Phosphatidylinositol 3-kinases (PI3Ks) are lipid kinases that regulate diverse cellular processes including proliferation, adhesion, survival, and motility. Dysregulated PI3K pathway signaling occurs in one-third of human tumors. Aberrantly activated PI3K signaling also confers sensitivity and resistance to conventional therapies. PI3K has been recognized as an attractive molecular target for novel anti-cancer molecules. In the last few years, several classes of potent and selective small molecule PI3K inhibitors have been developed, and at least fifteen compounds have progressed into clinical trials as new anticancer drugs. Among these, idelalisib has advanced to phase III trials in patients with advanced indolent non-Hodgkin's lymphoma and mantle cell lymphoma. In this review, we summarized the major molecules of PI3K signaling pathway, and discussed the preclinical models and clinical trials of potent small-molecule PI3K inhibitors.

Figure 1

The class I PI3K family. Class I PI3Ks are heterodimeric proteins and comprised of a catalytic p110 subunit complexed with a regulatory p85 or p101 subunit. The catalytic p110 subunit exists in four isoforms (α, β, δ, and γ), whereas the regulatory p85 subunit in three isoforms – p85, p55, and p50. Their corresponding upstream receptors and adaptor proteins are also indicated. RTK: receptor tyrosine kinase; GPCR: G-protein coupled receptors.

Figure 2

Schematic representation of the PI3K signaling pathway. Four major extracellular signals, growth factors, cytokines, hormones/chemokines, and integrins, activate PI3K, which transmit the signals through appropriate pathways to control diverse cellular processes, including cell cycle, apoptosis, DNA repair, senescence, angiogenesis, cellular metabolism, autophagy, and motility.

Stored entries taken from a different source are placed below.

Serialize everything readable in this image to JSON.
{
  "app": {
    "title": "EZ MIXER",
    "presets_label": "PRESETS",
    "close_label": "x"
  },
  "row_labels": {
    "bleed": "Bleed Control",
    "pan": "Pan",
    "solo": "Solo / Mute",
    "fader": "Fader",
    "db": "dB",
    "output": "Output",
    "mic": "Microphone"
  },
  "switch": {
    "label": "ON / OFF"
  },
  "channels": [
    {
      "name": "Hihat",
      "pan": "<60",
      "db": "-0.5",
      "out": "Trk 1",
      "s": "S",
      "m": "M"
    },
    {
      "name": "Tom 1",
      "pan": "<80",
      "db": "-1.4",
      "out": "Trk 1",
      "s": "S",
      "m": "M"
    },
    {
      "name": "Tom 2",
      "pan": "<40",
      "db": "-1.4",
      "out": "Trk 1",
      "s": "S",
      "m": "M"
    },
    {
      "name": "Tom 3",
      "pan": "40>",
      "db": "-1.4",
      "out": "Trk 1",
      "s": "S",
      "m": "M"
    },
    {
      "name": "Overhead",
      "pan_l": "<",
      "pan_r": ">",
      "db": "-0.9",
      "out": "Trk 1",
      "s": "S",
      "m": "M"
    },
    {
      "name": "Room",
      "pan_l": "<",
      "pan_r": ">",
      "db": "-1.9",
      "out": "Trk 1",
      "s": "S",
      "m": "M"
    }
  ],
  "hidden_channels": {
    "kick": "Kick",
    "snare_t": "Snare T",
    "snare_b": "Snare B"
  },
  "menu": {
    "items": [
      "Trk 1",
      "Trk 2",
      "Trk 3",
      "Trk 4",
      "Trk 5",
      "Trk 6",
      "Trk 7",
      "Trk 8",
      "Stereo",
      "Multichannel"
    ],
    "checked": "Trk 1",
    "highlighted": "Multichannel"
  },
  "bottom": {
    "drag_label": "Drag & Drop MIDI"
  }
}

The multiple effector kinase pathways activated by PI3K are highlighted in the figure.

Figure 3

The structural organization of p110-α enzyme. The catalytic subunit (p110-α) of PI3Ks possesses a central region flanked by the N- and C-terminus of varying lengths with distinctive modular organization. The N-terminus of p110-α enzyme harbors the p85-binding domain (PI3K-ABD) and the Ras-binding domain (PI3K-RBD) which mediates interaction with the regulatory p85 and the Ras-GTPases respectively. The central region is composed of the C2 PI3K-type and PIK helical domains, whereas the C-terminus houses the enzymatic apparatus (PI3K/PI4K kinase domain). Common cancer-associated mutations within each domain of the enzyme is indicated.